Before I started using One Stop for Writers, I purchased The Emotion Thesaurus on Amazon, then The Positive Trait Thesaurus, and so on. After starting to use One Stop for Writers I fell in love with having all the thesauruses available to use online, but I ran into a problem: often, more than one entry applied to what I was working on, and in a given entry, only a few lines might apply. I ended up with multiple books lying open and half a dozen browser tabs open as I frantically flipped back and forth between all of them looking for the crucial details I knew were there. Little did I know that One Stop for Writers has a solution for this. It’s called Notes.

The Notes Feature at One Stop for Writers

When I first saw this feature, I thought it was just a place for me to add my thoughts to an existing entry. And this is possible; if you can’t find exactly what you’re looking for in a thesaurus entry, just scroll to the bottom and create a note for that entry that can be kept in your workspace. I also knew that I could highlight the details that I wanted to use from an entry and save it to a note (so I wouldn’t have to go back through the whole entry later to find it). 

What I didn’t know was that I could use a note to collect information from multiple thesaurus entries and save it to a specific project.

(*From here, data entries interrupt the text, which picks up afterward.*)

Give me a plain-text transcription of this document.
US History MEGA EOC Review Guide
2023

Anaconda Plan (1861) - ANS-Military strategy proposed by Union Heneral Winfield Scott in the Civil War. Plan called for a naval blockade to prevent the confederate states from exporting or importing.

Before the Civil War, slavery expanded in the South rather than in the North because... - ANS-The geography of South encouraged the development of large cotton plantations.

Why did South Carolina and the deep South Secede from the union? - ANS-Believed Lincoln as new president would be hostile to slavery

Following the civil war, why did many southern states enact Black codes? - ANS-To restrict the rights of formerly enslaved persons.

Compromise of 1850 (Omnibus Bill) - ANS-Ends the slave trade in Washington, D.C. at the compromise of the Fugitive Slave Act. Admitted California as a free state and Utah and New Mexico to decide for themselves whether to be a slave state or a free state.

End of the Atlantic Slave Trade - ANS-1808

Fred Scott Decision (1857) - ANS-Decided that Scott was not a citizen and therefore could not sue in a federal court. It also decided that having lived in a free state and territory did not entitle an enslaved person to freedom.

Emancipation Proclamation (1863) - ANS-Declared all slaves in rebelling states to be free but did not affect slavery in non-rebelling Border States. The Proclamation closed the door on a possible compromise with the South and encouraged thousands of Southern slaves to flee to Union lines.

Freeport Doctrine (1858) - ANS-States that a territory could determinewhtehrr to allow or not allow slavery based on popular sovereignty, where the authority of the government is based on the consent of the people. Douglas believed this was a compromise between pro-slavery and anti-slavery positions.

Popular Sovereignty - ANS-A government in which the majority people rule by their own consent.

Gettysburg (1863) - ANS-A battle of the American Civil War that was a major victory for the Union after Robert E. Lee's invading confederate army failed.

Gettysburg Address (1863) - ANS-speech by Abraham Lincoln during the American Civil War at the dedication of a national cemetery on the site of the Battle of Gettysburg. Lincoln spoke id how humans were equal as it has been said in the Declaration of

This changed everything. Here’s how it works:

Collecting Info from Various Sources into One Note

Let’s say you’re doing some setting research. My current book contains a scene set in Highgate Cemetery in London, so let’s start there. First, head to the Setting Thesaurus and locate the graveyard entry. 

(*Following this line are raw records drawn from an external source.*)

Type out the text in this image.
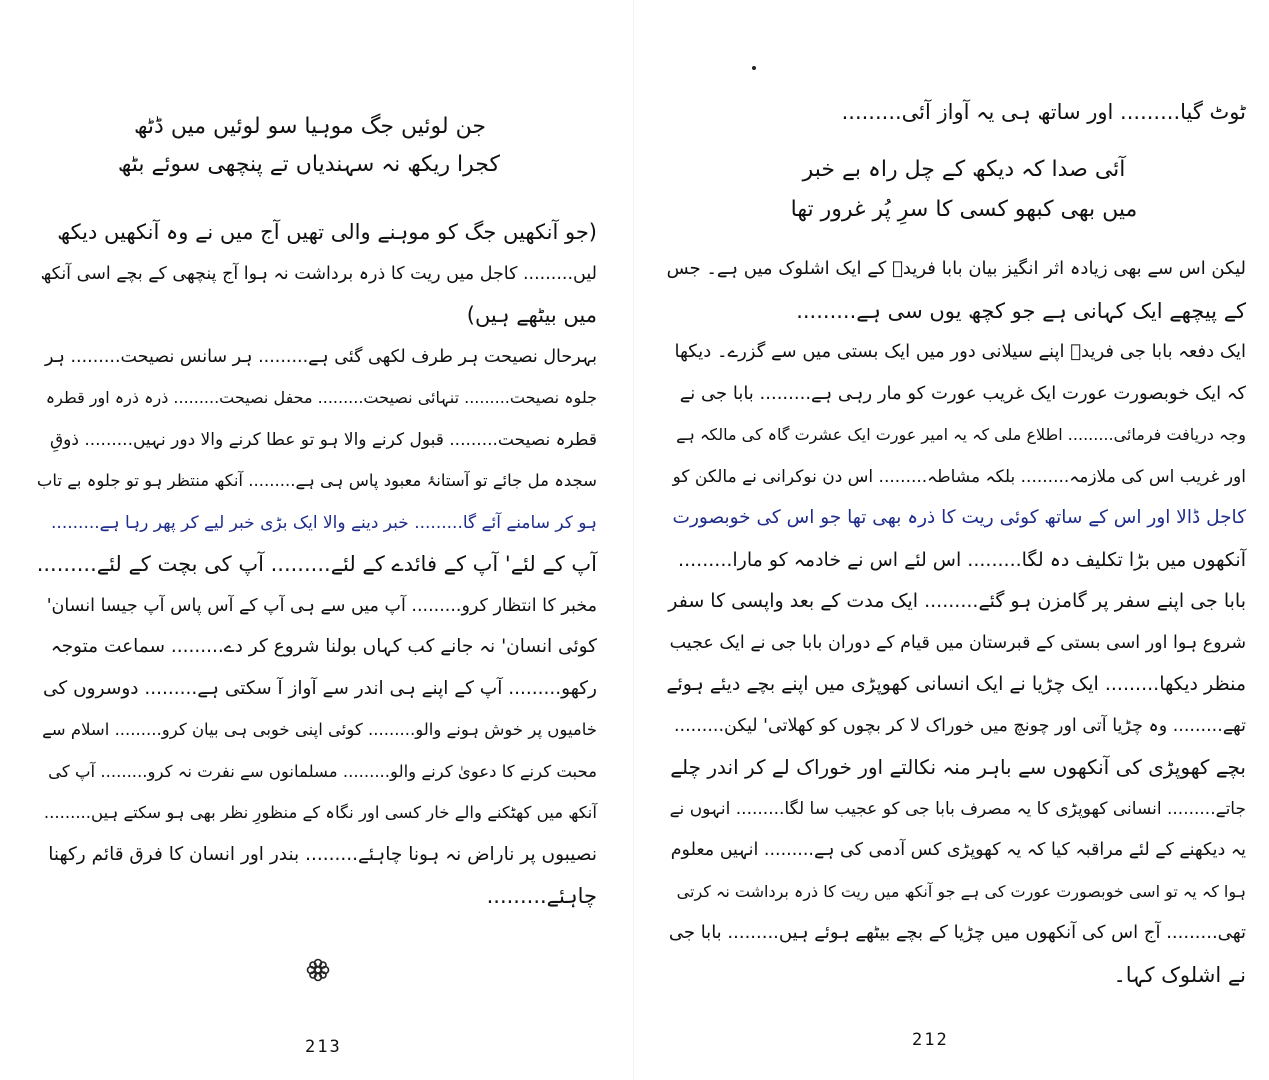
جن لوئیں جگ موہیا سو لوئیں میں ڈٹھ
کجرا ریکھ نہ سہندیاں تے پنچھی سوئے بٹھ
(جو آنکھیں جگ کو موہنے والی تھیں آج میں نے وہ آنکھیں دیکھ
لیں......... کاجل میں ریت کا ذرہ برداشت نہ ہوا آج پنچھی کے بچے اسی آنکھ
میں بیٹھے ہیں)
بہرحال نصیحت ہر طرف لکھی گئی ہے......... ہر سانس نصیحت......... ہر
جلوہ نصیحت......... تنہائی نصیحت......... محفل نصیحت......... ذرہ ذرہ اور قطرہ
قطرہ نصیحت......... قبول کرنے والا ہو تو عطا کرنے والا دور نہیں......... ذوقِ
سجدہ مل جائے تو آستانۂ معبود پاس ہی ہے......... آنکھ منتظر ہو تو جلوہ بے تاب
ہو کر سامنے آئے گا......... خبر دینے والا ایک بڑی خبر لیے کر پھر رہا ہے.........
آپ کے لئے' آپ کے فائدے کے لئے......... آپ کی بچت کے لئے.........
مخبر کا انتظار کرو......... آپ میں سے ہی آپ کے آس پاس آپ جیسا انسان'
کوئی انسان' نہ جانے کب کہاں بولنا شروع کر دے......... سماعت متوجہ
رکھو......... آپ کے اپنے ہی اندر سے آواز آ سکتی ہے......... دوسروں کی
خامیوں پر خوش ہونے والو......... کوئی اپنی خوبی ہی بیان کرو......... اسلام سے
محبت کرنے کا دعویٰ کرنے والو......... مسلمانوں سے نفرت نہ کرو......... آپ کی
آنکھ میں کھٹکنے والے خار کسی اور نگاہ کے منظورِ نظر بھی ہو سکتے ہیں.........
نصیبوں پر ناراض نہ ہونا چاہئے......... بندر اور انسان کا فرق قائم رکھنا
چاہئے.........
213
ٹوٹ گیا......... اور ساتھ ہی یہ آواز آئی.........
آئی صدا کہ دیکھ کے چل راہ بے خبر
میں بھی کبھو کسی کا سرِ پُر غرور تھا
لیکن اس سے بھی زیادہ اثر انگیز بیان بابا فریدؒ کے ایک اشلوک میں ہے۔ جس
کے پیچھے ایک کہانی ہے جو کچھ یوں سی ہے.........
ایک دفعہ بابا جی فریدؒ اپنے سیلانی دور میں ایک بستی میں سے گزرے۔ دیکھا
کہ ایک خوبصورت عورت ایک غریب عورت کو مار رہی ہے......... بابا جی نے
وجہ دریافت فرمائی......... اطلاع ملی کہ یہ امیر عورت ایک عشرت گاہ کی مالکہ ہے
اور غریب اس کی ملازمہ......... بلکہ مشاطہ......... اس دن نوکرانی نے مالکن کو
کاجل ڈالا اور اس کے ساتھ کوئی ریت کا ذرہ بھی تھا جو اس کی خوبصورت
آنکھوں میں بڑا تکلیف دہ لگا......... اس لئے اس نے خادمہ کو مارا.........
بابا جی اپنے سفر پر گامزن ہو گئے......... ایک مدت کے بعد واپسی کا سفر
شروع ہوا اور اسی بستی کے قبرستان میں قیام کے دوران بابا جی نے ایک عجیب
منظر دیکھا......... ایک چڑیا نے ایک انسانی کھوپڑی میں اپنے بچے دیئے ہوئے
تھے......... وہ چڑیا آتی اور چونچ میں خوراک لا کر بچوں کو کھلاتی' لیکن.........
بچے کھوپڑی کی آنکھوں سے باہر منہ نکالتے اور خوراک لے کر اندر چلے
جاتے......... انسانی کھوپڑی کا یہ مصرف بابا جی کو عجیب سا لگا......... انہوں نے
یہ دیکھنے کے لئے مراقبہ کیا کہ یہ کھوپڑی کس آدمی کی ہے......... انہیں معلوم
ہوا کہ یہ تو اسی خوبصورت عورت کی ہے جو آنکھ میں ریت کا ذرہ برداشت نہ کرتی
تھی......... آج اس کی آنکھوں میں چڑیا کے بچے بیٹھے ہوئے ہیں......... بابا جی
نے اشلوک کہا۔
212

When you find multisensory details that might work, highlight the line(s). A pop-up appears that says “Send to Notes.” 

. . . .

You’ll be prompted to create a new note for the highlighted details or add it to an existing note in your workspace. Then you can choose to save the note loosely in your workspace or add it to a project. The latter is a great way to keep all your research and materials for a story in one spot.

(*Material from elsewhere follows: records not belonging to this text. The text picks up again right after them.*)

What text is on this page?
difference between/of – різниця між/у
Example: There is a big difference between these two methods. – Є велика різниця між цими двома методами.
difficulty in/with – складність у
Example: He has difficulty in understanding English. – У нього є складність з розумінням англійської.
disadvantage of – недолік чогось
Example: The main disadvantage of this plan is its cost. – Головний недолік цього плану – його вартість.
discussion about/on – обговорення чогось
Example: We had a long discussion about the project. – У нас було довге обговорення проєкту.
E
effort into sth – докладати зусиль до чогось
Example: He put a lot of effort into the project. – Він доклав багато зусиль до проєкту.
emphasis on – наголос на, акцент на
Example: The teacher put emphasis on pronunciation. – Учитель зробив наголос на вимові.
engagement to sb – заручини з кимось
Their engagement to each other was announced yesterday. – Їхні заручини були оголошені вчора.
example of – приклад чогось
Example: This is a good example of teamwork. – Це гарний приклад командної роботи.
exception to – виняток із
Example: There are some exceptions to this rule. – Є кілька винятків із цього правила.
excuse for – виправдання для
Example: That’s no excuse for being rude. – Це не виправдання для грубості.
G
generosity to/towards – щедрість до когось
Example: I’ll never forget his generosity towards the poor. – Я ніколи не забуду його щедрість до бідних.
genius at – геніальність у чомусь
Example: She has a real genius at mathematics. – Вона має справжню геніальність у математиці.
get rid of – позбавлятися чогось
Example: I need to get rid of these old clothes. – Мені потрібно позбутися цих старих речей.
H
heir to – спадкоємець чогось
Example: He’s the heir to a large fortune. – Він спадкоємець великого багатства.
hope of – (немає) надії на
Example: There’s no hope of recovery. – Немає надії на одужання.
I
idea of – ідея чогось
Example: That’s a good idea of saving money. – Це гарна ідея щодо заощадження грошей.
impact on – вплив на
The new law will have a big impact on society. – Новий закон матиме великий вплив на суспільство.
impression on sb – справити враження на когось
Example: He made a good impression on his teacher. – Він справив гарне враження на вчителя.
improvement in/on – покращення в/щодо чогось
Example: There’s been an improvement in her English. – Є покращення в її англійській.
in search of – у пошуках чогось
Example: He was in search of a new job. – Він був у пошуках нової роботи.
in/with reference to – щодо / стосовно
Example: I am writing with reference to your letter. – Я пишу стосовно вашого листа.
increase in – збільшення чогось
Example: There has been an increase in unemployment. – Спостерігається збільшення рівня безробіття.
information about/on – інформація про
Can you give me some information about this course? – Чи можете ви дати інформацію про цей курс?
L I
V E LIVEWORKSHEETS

Link to the rest at Writers Helping Writers

As a sheltered recluse mired in the legal profession, PG had not heard of One Stop for Writers.

Is there any experience with this tool among the visitors to TPV?

1 thought on “Organize Your Research with Notes at One Stop for Writers”

  1. This sounds like a substitute for the essential combination of research and imagination that most writers use. I mean Highgate Cemetery is not a generic cemetery that you can define by means of some ‘graveyard atmos’. But it does help to explain some of the howlers I’ve encountered when reading!